Kemudian menggerusnya sampai dingin, kemudian ditambahkan dengan
iodium dan gerus lagi hingga homogen. Setelah homogen kemudian
tambahkan dengan kalium iodide yang sudah ditambahkan dengan sedikit air
kemudian lanjut digerus hingga homogen. Bila masa salep mengandung air
dan obatnya dapat larut dalam air yang tersedia maka obatnya dilarutkan dulu
dalam air dan dicampur dengan bagian dasar salep yang dapat menyerap air,
setelah seluruh obat dalam air terserap, baru ditambahkan bagian-bagian lain
dasar salep, digerus dan diaduk hingga homogen. Setelah semua homogen,
salep tersebut dimasukkan dalam pot salep dan diberi etiket biru dan diberi
tanda untuk pemakaian luar. Salep yang dibuat tersebut mengandung bahan
kalium iodide, iodium, dan unguentum simplex. Kalium idodida yang
berfungsi sebagai zat tambahan, iodium memiliki indikasi sebagai antiseptic
extern dan sebagai antifungi, sedangkan unguentum simplex sebagai basis
salep atau dasar salep yang mengandung cera flava dan oleum sesame,
berdasarkan pada itu tipe dari dasar salepnya yaitu dasar salep hidrokarbon.
Dasar salep hidrokarbon (dasar bersifat lemak) bebas air, preparat yang berair
mungkin dapat dicampurkan hanya dalam jumlah sedikit saja, bila lebih
minyak sukar bercampur. Dasar hidrokarbon dipakai terutama untuk efek
emolien. Dasar salep tersebut bertahan pada kulit untuk waktu yang lama dan
tidak memungkinkan larinya lembab ke udara dan sukar dicuci. Kerjanya
sebagai bahan penutup saja. Tidak mengering atau tidak ada perubahan
dengan berjalannya waktu. Salep ini dibuat mengacu pada peraturan salep
nomor empat yaitu salep-salep yang dibuat dengan jalan mencairkan,
campurannya harus digerus sampai dingin” bahan-bahan yang ikut dilebur,
penimbangannya harus dilebihkan 10-20% untuk mencegah kekurangan
bobotnya.Berdasarkan dari indikasi bahan obat tersebut obat ini diberikan
pada penderita gatal-gatal yang disebabkan oleh jamur atau fungi.
H. Kesimpulan
Kesimpulan yang diperoleh dari praktikum kali ini yaitu:
1. Salep adalah sediaan setengah padat ditunjukan untuk pemakaian topikal
pada kulit atau selaput lender.
2. Indikasi dari salep yang dibuat yaitu sebagai antifungi.
DAFTAR PUSTAKA
Anief, M. 2004. Ilmu Meracik Obat. Gajah Mada University Press. Yogyakarta.
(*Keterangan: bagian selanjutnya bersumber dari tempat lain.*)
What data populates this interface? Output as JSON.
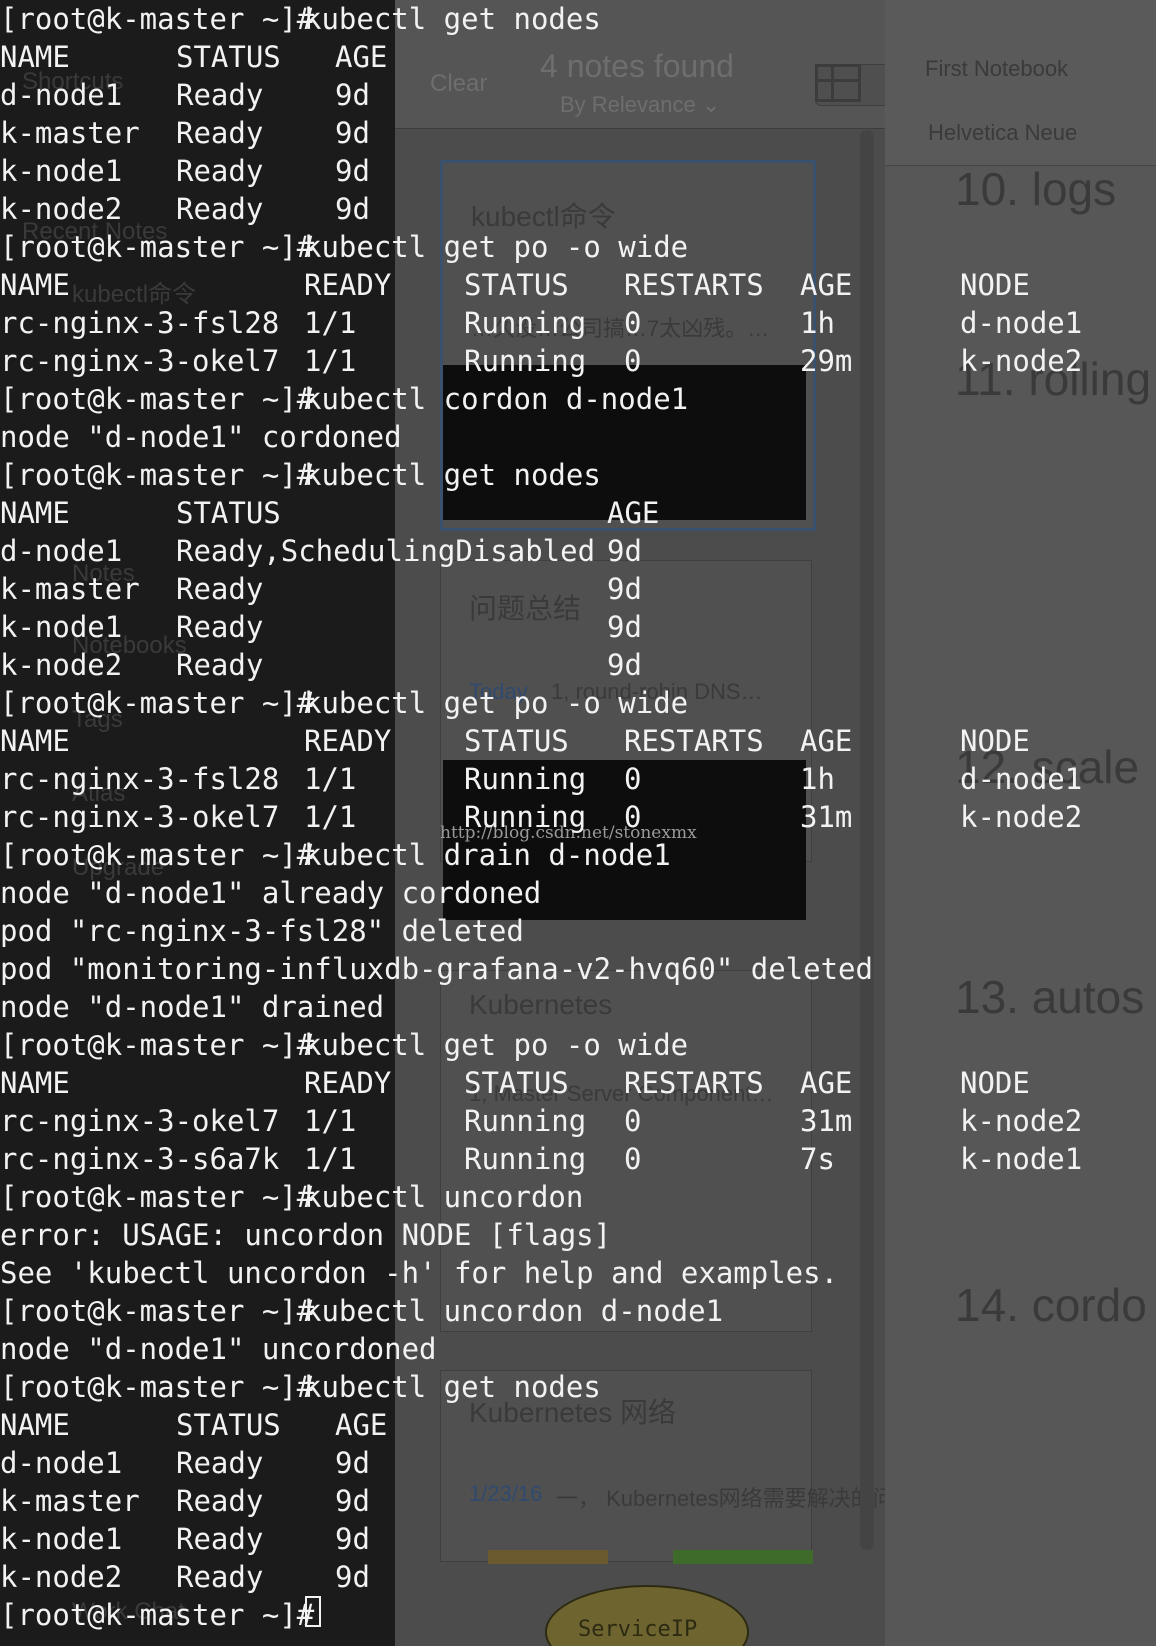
{
  "background_app": {
    "sidebar": [
      "Shortcuts",
      "Recent Notes",
      "kubectl命令",
      "Notes",
      "Notebooks",
      "Tags",
      "Atlas",
      "Upgrade",
      "Work Chat"
    ],
    "list_header": {
      "clear_label": "Clear",
      "count": "4 notes found",
      "sort": "By Relevance ⌄"
    },
    "cards": [
      {
        "title": "kubectl命令",
        "snippet": "…久没…公司搞…7太凶残。…"
      },
      {
        "title": "问题总结",
        "date": "Today",
        "snippet": "1, round-robin DNS…"
      },
      {
        "title": "Kubernetes",
        "snippet": "1, Master Server Component…"
      },
      {
        "title": "Kubernetes 网络",
        "date": "1/23/16",
        "snippet": "一， Kubernetes网络需要解决的问题 https://…"
      }
    ],
    "editor": {
      "notebook": "First Notebook",
      "font": "Helvetica Neue",
      "headings": [
        "10. logs",
        "11. rolling",
        "12. scale",
        "13. autos",
        "14. cordo"
      ]
    },
    "watermark": "http://blog.csdn.net/stonexmx",
    "diagram_label": "ServiceIP"
  },
  "terminal": {
    "prompt": "[root@k-master ~]#",
    "lines": [
      {
        "type": "prompt",
        "cmd": "kubectl get nodes"
      },
      {
        "type": "row",
        "cells": [
          "NAME",
          "STATUS",
          "AGE"
        ],
        "layout": "nodes"
      },
      {
        "type": "row",
        "cells": [
          "d-node1",
          "Ready",
          "9d"
        ],
        "layout": "nodes"
      },
      {
        "type": "row",
        "cells": [
          "k-master",
          "Ready",
          "9d"
        ],
        "layout": "nodes"
      },
      {
        "type": "row",
        "cells": [
          "k-node1",
          "Ready",
          "9d"
        ],
        "layout": "nodes"
      },
      {
        "type": "row",
        "cells": [
          "k-node2",
          "Ready",
          "9d"
        ],
        "layout": "nodes"
      },
      {
        "type": "prompt",
        "cmd": "kubectl get po -o wide"
      },
      {
        "type": "row",
        "cells": [
          "NAME",
          "READY",
          "STATUS",
          "RESTARTS",
          "AGE",
          "NODE"
        ],
        "layout": "pods"
      },
      {
        "type": "row",
        "cells": [
          "rc-nginx-3-fsl28",
          "1/1",
          "Running",
          "0",
          "1h",
          "d-node1"
        ],
        "layout": "pods"
      },
      {
        "type": "row",
        "cells": [
          "rc-nginx-3-okel7",
          "1/1",
          "Running",
          "0",
          "29m",
          "k-node2"
        ],
        "layout": "pods"
      },
      {
        "type": "prompt",
        "cmd": "kubectl cordon d-node1"
      },
      {
        "type": "text",
        "text": "node \"d-node1\" cordoned"
      },
      {
        "type": "prompt",
        "cmd": "kubectl get nodes"
      },
      {
        "type": "row",
        "cells": [
          "NAME",
          "STATUS",
          "AGE"
        ],
        "layout": "nodes2"
      },
      {
        "type": "row",
        "cells": [
          "d-node1",
          "Ready,SchedulingDisabled",
          "9d"
        ],
        "layout": "nodes2"
      },
      {
        "type": "row",
        "cells": [
          "k-master",
          "Ready",
          "9d"
        ],
        "layout": "nodes2"
      },
      {
        "type": "row",
        "cells": [
          "k-node1",
          "Ready",
          "9d"
        ],
        "layout": "nodes2"
      },
      {
        "type": "row",
        "cells": [
          "k-node2",
          "Ready",
          "9d"
        ],
        "layout": "nodes2"
      },
      {
        "type": "prompt",
        "cmd": "kubectl get po -o wide"
      },
      {
        "type": "row",
        "cells": [
          "NAME",
          "READY",
          "STATUS",
          "RESTARTS",
          "AGE",
          "NODE"
        ],
        "layout": "pods"
      },
      {
        "type": "row",
        "cells": [
          "rc-nginx-3-fsl28",
          "1/1",
          "Running",
          "0",
          "1h",
          "d-node1"
        ],
        "layout": "pods"
      },
      {
        "type": "row",
        "cells": [
          "rc-nginx-3-okel7",
          "1/1",
          "Running",
          "0",
          "31m",
          "k-node2"
        ],
        "layout": "pods"
      },
      {
        "type": "prompt",
        "cmd": "kubectl drain d-node1"
      },
      {
        "type": "text",
        "text": "node \"d-node1\" already cordoned"
      },
      {
        "type": "text",
        "text": "pod \"rc-nginx-3-fsl28\" deleted"
      },
      {
        "type": "text",
        "text": "pod \"monitoring-influxdb-grafana-v2-hvq60\" deleted"
      },
      {
        "type": "text",
        "text": "node \"d-node1\" drained"
      },
      {
        "type": "prompt",
        "cmd": "kubectl get po -o wide"
      },
      {
        "type": "row",
        "cells": [
          "NAME",
          "READY",
          "STATUS",
          "RESTARTS",
          "AGE",
          "NODE"
        ],
        "layout": "pods"
      },
      {
        "type": "row",
        "cells": [
          "rc-nginx-3-okel7",
          "1/1",
          "Running",
          "0",
          "31m",
          "k-node2"
        ],
        "layout": "pods"
      },
      {
        "type": "row",
        "cells": [
          "rc-nginx-3-s6a7k",
          "1/1",
          "Running",
          "0",
          "7s",
          "k-node1"
        ],
        "layout": "pods"
      },
      {
        "type": "prompt",
        "cmd": "kubectl uncordon"
      },
      {
        "type": "text",
        "text": "error: USAGE: uncordon NODE [flags]"
      },
      {
        "type": "text",
        "text": "See 'kubectl uncordon -h' for help and examples."
      },
      {
        "type": "prompt",
        "cmd": "kubectl uncordon d-node1"
      },
      {
        "type": "text",
        "text": "node \"d-node1\" uncordoned"
      },
      {
        "type": "prompt",
        "cmd": "kubectl get nodes"
      },
      {
        "type": "row",
        "cells": [
          "NAME",
          "STATUS",
          "AGE"
        ],
        "layout": "nodes"
      },
      {
        "type": "row",
        "cells": [
          "d-node1",
          "Ready",
          "9d"
        ],
        "layout": "nodes"
      },
      {
        "type": "row",
        "cells": [
          "k-master",
          "Ready",
          "9d"
        ],
        "layout": "nodes"
      },
      {
        "type": "row",
        "cells": [
          "k-node1",
          "Ready",
          "9d"
        ],
        "layout": "nodes"
      },
      {
        "type": "row",
        "cells": [
          "k-node2",
          "Ready",
          "9d"
        ],
        "layout": "nodes"
      },
      {
        "type": "cursor"
      }
    ]
  }
}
Depkes RI. 1979. Farmakope Indonesia ed.III. Depkes RI. Jakarta.
Depkes RI. 1988. Farmakologi (Sinonim). Depkes RI. Jakarta.
Depkes RI. 1995. Farmakope Indonesia ed.IV. Depkes RI. Jakarta.
Mutschler, Ernst. 1991. Dinamika Obat. Penerbit ITB. Bandung.
Nugraha,L.S.A. 2009. Unguentum, Ophtalmic Ointments, Dan Suppositoria.Akademi Farmasi Theresiana. Semarang.
Syamsuni. 2006. Farmasetika Dasar dan Hitungan Farmasi. EGC. Jakarta.